Week 3 Text of Video

 

Writing or talking about the brain is very difficult, in part because we identify our minds with our selves, our egos, our entire awareness. When you say “I,” you mean that you think of yourself as an entity, a person, a consciousness. And it’s hard to describe just what is going on in the brain, for at least 2 reasons: (1) we can’t see into our own heads and (2) whatever is going on there is incredibly complex. We can only speak about it metaphorically, by comparisons.

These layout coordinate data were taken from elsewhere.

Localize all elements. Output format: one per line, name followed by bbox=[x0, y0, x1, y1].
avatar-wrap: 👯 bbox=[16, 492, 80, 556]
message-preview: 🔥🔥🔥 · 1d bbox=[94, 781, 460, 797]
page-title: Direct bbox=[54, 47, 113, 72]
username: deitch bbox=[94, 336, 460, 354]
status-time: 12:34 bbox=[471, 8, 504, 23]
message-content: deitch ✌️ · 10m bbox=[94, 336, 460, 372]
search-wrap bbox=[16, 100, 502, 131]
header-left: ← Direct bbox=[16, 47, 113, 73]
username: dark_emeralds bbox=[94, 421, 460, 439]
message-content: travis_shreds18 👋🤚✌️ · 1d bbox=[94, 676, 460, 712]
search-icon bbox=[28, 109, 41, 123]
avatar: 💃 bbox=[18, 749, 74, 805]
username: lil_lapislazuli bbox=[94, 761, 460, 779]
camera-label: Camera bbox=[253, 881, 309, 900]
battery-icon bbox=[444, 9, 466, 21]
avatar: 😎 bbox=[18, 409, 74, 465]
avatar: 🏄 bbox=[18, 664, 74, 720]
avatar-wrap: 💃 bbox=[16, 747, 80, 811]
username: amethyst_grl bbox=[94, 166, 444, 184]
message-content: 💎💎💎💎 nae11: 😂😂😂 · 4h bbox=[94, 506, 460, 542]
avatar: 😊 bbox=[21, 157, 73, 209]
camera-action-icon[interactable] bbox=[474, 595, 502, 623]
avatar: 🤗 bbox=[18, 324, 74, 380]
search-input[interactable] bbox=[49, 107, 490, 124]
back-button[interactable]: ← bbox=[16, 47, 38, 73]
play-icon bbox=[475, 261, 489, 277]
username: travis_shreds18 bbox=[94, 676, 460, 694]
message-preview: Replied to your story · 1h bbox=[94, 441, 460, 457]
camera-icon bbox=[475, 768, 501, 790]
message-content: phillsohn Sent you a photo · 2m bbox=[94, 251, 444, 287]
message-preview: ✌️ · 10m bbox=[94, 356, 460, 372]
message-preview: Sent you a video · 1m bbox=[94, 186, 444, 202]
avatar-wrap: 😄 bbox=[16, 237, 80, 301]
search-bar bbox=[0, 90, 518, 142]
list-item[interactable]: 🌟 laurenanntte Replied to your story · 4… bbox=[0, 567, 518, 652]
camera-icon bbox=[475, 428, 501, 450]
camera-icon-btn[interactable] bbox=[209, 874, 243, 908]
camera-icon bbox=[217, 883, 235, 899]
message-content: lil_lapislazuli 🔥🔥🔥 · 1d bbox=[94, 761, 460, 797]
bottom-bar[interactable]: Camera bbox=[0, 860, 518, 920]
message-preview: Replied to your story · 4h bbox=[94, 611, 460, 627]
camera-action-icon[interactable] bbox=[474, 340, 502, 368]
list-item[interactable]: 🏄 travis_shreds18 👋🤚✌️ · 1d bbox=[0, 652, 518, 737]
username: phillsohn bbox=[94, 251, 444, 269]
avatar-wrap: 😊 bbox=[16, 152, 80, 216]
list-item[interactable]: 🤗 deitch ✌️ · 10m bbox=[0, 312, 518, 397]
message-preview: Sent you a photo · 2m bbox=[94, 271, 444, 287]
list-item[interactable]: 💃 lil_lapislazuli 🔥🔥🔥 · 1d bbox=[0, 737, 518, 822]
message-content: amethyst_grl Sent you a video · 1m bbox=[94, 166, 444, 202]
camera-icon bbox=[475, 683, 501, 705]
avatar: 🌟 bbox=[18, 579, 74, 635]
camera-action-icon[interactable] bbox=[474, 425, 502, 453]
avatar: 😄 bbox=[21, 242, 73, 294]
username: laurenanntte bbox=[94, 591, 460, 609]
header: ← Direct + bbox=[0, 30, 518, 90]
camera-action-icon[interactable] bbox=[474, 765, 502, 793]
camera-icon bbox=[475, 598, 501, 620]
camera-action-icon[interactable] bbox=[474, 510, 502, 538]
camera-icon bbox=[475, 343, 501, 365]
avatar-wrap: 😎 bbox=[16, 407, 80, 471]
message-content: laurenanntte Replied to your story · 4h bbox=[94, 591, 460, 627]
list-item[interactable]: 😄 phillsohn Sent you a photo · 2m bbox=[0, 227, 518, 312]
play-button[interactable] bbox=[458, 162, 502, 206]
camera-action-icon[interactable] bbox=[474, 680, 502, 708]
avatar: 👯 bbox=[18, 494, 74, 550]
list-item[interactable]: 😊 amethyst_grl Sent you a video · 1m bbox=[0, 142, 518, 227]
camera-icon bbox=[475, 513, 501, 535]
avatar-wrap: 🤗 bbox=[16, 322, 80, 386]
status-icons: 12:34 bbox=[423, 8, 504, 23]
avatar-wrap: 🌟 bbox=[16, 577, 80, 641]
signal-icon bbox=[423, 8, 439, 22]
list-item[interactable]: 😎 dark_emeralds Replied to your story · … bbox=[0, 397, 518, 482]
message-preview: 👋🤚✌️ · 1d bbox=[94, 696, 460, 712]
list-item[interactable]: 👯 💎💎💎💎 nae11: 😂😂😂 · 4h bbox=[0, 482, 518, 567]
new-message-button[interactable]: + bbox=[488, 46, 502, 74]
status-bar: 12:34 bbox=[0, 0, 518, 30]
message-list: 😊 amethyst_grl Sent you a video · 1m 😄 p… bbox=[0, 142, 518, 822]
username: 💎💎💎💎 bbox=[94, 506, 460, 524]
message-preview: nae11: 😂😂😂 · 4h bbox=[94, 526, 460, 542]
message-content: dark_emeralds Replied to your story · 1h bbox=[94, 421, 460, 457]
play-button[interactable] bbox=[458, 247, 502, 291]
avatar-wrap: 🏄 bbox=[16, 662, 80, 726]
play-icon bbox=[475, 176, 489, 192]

It’s true that with the relatively new brain scanning technology we have learned a lot. Scientists can actually see different parts of the brain light up at different times; they are continually surprised by what they find.  I want to remind you of what Eagleman says:

 

A typical neuron makes about ten thousand connections to neighboring neurons. Given the billions of neurons, this means there are as many connections in a single cubic centimeter of brain tissue as there are stars in the Milky Way galaxy.

 

So Eagleman, trying to describe to the educated reader the role of consciousness, must use comparison, metaphors, analogies. These figures change depending on what he’s trying to show. So when he wants to emphasize the conscious self’s awareness of the whole operation at one point it is compared to a stowaway, at another it’s compared to a plane running on autopilot, at another a newspaper reporting in very sketchy detail the operations of the whole nation (the entire brain).  He chooses his comparisons to suit what he’s trying to emphasize. But his main point is a simple one, though hard to really grasp: “most of what we do and think and feel is not under our conscious control.”  The brain “runs its own show.”

 

By the way,  I sensed some confusion about terminology here. You’ve got to get this in your heads: Consciousness means awareness. Unconsciousness means lack of awareness, but something still going on in our brains. Just to be clear, that’s different from the word “conscience”—the feeling of guilt that bothers us if we’ve done something wrong or warns us not to do something, what Freud called the “superego.” Eagleman isn’t discussing this. Don’t get these terms confused!!

 

Anyway, in his first chapter Eagleman presents his chief idea that we are not in charge of our own brains.  In earlier history we felt we were in charge, the conscious self controlled everything.  The poem Invictus says: “I am the master of my fate/ I am the captain of my soul.” Nice idea, not true. He shows us the historical development of that idea culminating in the theories of Sigmund Freud, whose theory of the id, ego, and superego you read a little more about.

 

We examined how much these figures seem to be present in many tales, both ancient and modern. The Good Angel/Bad Angel opposition mentioned in discussion. The poor ego, or consciousness, is caught between the Id which wants what it wants and tells the ego to yield to desires whether good or bad,  and the superego which is continually reproving the ego for not being good enough. Ideally, the ego should remain in charge of both these “angels.” The idea is not to beat the Id to death, however, because the Id always comes back. It’s best to understand and even befriend the Id. Which is why the frog prince is perhaps the healthiest of all the tales. The Id is not the ugly frog, but a prince in disguise. Nice outcome.

 

Anyway back to Eagleman: he shows that our conscious self is no longer seen as existing at the center of things; it is no longer regarded as the master. Metaphorically, the king has been removed from the throne. He is dethroned.

 

He compares this dethronement of the conscious self to another dethronement., in the 17th century when scientists began to realize that the earth is not the center of the universe. People were killed or imprisoned for demonstrating this. The harm in this change of viewpoint was not so much the damage done to individuals but the damage done to human self-esteem. We’re not the center of the universe? All the stars and planets do not revolve around the earth? Oh no!!

 

What has happened in our knowledge of the human brain is similar. Our conscious self is not at the center of operations? We’re not in charge. Oh no!

 

Eagleman feels that both these “dethronements” open up realms of possibilities that we hadn’t been aware of before. Knowing that the earth is not the center of the universe opens up the possibilityof outer space, other solar systems, other galaxies, life on other worlds. It’s scary but fascinating. Similarly the dethronement of the ego (Freud’s term for consciousness) opens up the whole idea of a vast unknown inner space. And it’s this that his book will explore.

 

This week you’ll read “The Testimony of the Senses,” where Eagleman explores our relation to outer reality. What he says may surprise you.

 

It’s important as you read to keep an open mind, by the way. You might want to resist these ideas. But in any college course, you need to understand the reading and be able discuss it before you accept or reject it. Don’t be afraid to learn something new.